A few months after writing Red Phantom, I decided to write a sequel. I thought that the world of these three astronauts, and the discovery, was interesting. I thought I’d be able to continue it. I even ended up writing a sequel. But here’s the thing: I failed, miserably. The sequel was, unlike the original, anticipated. There was no spark that made me want to write it; I was following a path, not forging a new one.
That’s why I haven’t (as yet) published a continuation of that story. I probably will give it another attempt at some later time, but right now it’s difficult to capture the essence of that story for me, personally, like I felt I was able to with Red Phantom.
Through this experience, I’ve come to the conclusion that sometimes it’s best to leave a piece as-is.
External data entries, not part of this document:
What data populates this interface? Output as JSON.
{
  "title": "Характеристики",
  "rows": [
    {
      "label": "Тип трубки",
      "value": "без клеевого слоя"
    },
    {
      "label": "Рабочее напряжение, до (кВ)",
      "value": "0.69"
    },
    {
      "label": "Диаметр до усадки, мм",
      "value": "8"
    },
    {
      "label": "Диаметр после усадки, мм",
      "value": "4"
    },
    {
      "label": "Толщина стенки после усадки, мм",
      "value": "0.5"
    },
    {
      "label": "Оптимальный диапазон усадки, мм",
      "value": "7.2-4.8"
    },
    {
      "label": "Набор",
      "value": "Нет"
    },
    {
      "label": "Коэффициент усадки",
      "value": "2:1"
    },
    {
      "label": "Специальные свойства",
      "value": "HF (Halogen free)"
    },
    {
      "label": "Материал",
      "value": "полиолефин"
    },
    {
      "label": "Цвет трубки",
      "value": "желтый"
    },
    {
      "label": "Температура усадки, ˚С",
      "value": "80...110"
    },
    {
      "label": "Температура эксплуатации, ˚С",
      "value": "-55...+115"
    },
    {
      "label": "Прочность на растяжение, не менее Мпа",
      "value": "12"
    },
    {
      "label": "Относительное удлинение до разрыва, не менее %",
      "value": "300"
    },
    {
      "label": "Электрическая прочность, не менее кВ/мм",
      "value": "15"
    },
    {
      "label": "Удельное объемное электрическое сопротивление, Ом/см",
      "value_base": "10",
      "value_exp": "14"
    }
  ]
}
Don’t tamper with it if you can’t best the original attempt. Writing sequels has always been a challenge. The “second film” scenario has challenged many a writer. When faced with such a situation, rather focus on creating new things, finding new sparks to ignite.
Incidentally, I haven’t written many more short stories since “The Walker“, which I published here after Red Phantom. Sorry for that; I have been busy with other projects. I hope to write more flash fiction/short stories in 2013 – look out for them!